Ideally, there shouldn't be a squaring of any value in the formula. If it were just "bonus x 2000" for weapons, it would be easy to regulate prices, wealth, Xp costs, and availability across all levels. (Yes this exact formula tends to get ridiculously cheap results, but a similar formula would be much easier and simpler to work with than Squaring this and that and then seeing if Bob the Timelord can fit it into his budget)
I dunno.. the squaring system seems to work well enough. As long as you have a table people can refer to, so they don't have to do all the math themselves, and the item prices scale with level (which they do if you fix the wealth progression), it all works out pretty well.
 

Okay. For UK, and anyone else who's interested, I've posted all the tables - gp prices, XP costs, and multipliers, listed by bonus type. I also included some notes down at the bottom about the system itself - the good and bad points. Oh, and ignore the Artificing link at the top - that page isn't live yet.
 


Pssthpok said:
Can anyone answer this:

Metamagic Freedom and AMC... how do these feats replace Multispell? I can read the text, but it's not clear to me.
This is how I understand it:
The first quickened spell in a round requires one application of Quicken Spell. The second quickened spell requires two applications, the third three, and so on ad infinitum.
 

That was the popular interpretation, but UK clarified in an earlier thread that Metamagic Freedom allows any number of quickened spells to be cast in a round, so long as the quickening comes exclusively from Automatic Metamagic Capacity, and not just from applying the quicken feat normally.

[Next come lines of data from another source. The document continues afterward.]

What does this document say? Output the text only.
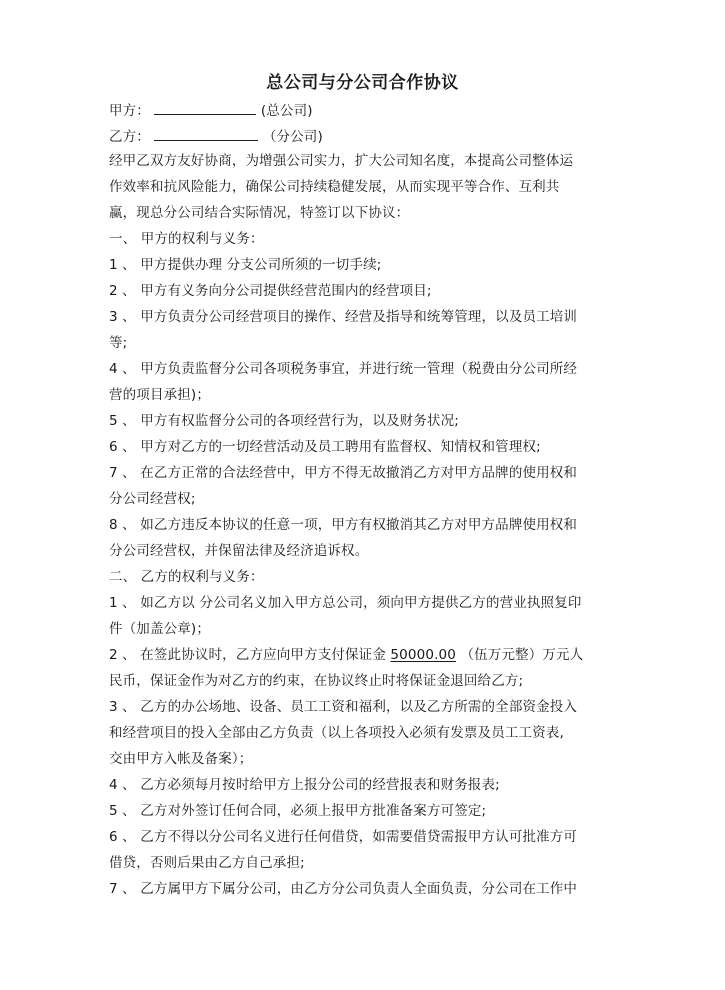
总公司与分公司合作协议
甲方：	(总公司)
乙方：	（分公司)
经甲乙双方友好协商，为增强公司实力，扩大公司知名度，本提高公司整体运
作效率和抗风险能力，确保公司持续稳健发展，从而实现平等合作、互利共
赢，现总分公司结合实际情况，特签订以下协议：
一、 甲方的权利与义务：
1 、 甲方提供办理 分支公司所须的一切手续;
2 、 甲方有义务向分公司提供经营范围内的经营项目;
3 、 甲方负责分公司经营项目的操作、经营及指导和统筹管理，以及员工培训
等;
4 、 甲方负责监督分公司各项税务事宜，并进行统一管理（税费由分公司所经
营的项目承担)；
5 、 甲方有权监督分公司的各项经营行为，以及财务状况;
6 、 甲方对乙方的一切经营活动及员工聘用有监督权、知情权和管理权;
7 、 在乙方正常的合法经营中，甲方不得无故撤消乙方对甲方品牌的使用权和
分公司经营权;
8 、 如乙方违反本协议的任意一项，甲方有权撤消其乙方对甲方品牌使用权和
分公司经营权，并保留法律及经济追诉权。
二、 乙方的权利与义务：
1 、 如乙方以 分公司名义加入甲方总公司，须向甲方提供乙方的营业执照复印
件（加盖公章)；
2 、 在签此协议时，乙方应向甲方支付保证金 50000.00 （伍万元整）万元人
民币，保证金作为对乙方的约束，在协议终止时将保证金退回给乙方;
3 、 乙方的办公场地、设备、员工工资和福利，以及乙方所需的全部资金投入
和经营项目的投入全部由乙方负责（以上各项投入必须有发票及员工工资表,
交由甲方入帐及备案）；
4 、 乙方必须每月按时给甲方上报分公司的经营报表和财务报表;
5 、 乙方对外签订任何合同，必须上报甲方批准备案方可签定;
6 、 乙方不得以分公司名义进行任何借贷，如需要借贷需报甲方认可批准方可
借贷，否则后果由乙方自己承担;
7 、 乙方属甲方下属分公司，由乙方分公司负责人全面负责，分公司在工作中
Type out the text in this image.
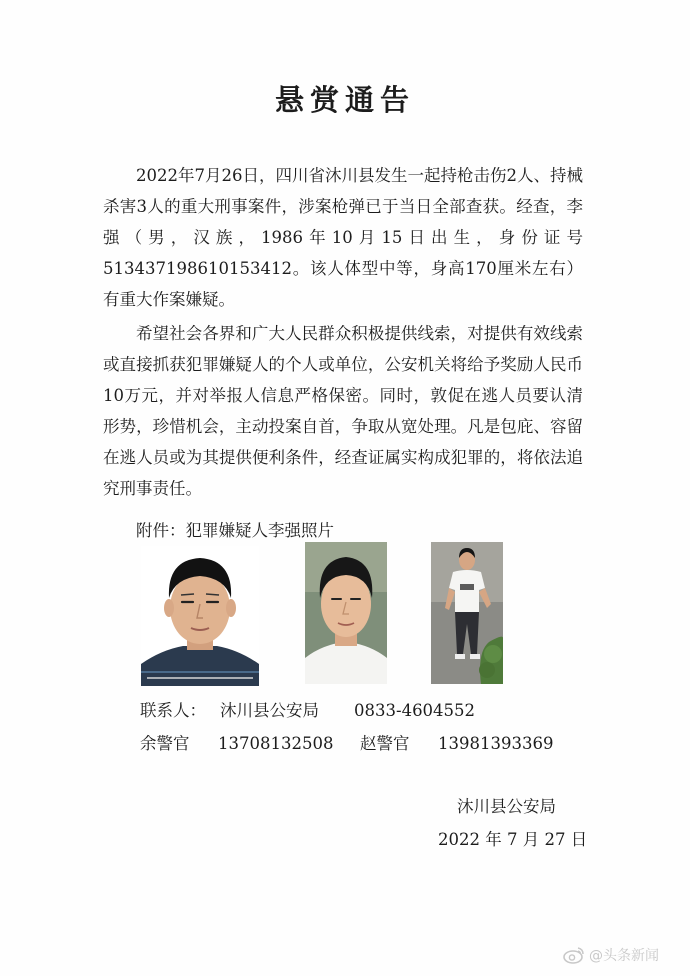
悬赏通告

2022年7月26日，四川省沐川县发生一起持枪击伤2人、持械杀害3人的重大刑事案件，涉案枪弹已于当日全部查获。经查，李强（男，汉族，1986年10月15日出生，身份证号513437198610153412。该人体型中等，身高170厘米左右）有重大作案嫌疑。

希望社会各界和广大人民群众积极提供线索，对提供有效线索或直接抓获犯罪嫌疑人的个人或单位，公安机关将给予奖励人民币10万元，并对举报人信息严格保密。同时，敦促在逃人员要认清形势，珍惜机会，主动投案自首，争取从宽处理。凡是包庇、容留在逃人员或为其提供便利条件，经查证属实构成犯罪的，将依法追究刑事责任。

附件：犯罪嫌疑人李强照片
联系人： 沐川县公安局 0833-4604552
余警官 13708132508 赵警官 13981393369
沐川县公安局
2022 年 7 月 27 日
@头条新闻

Since AMC grants spell levels per round, this provides the new limiter to number of quickened spells, in that every 4 AMC feats taken allow for an additional spell per round, so long as you don't mind that those spells won't have other metamagic on them.
 



I remembered there being a discussion over it some time ago, but couldn't remember if the wording had been change to reflect any conclusion that had been reached or not.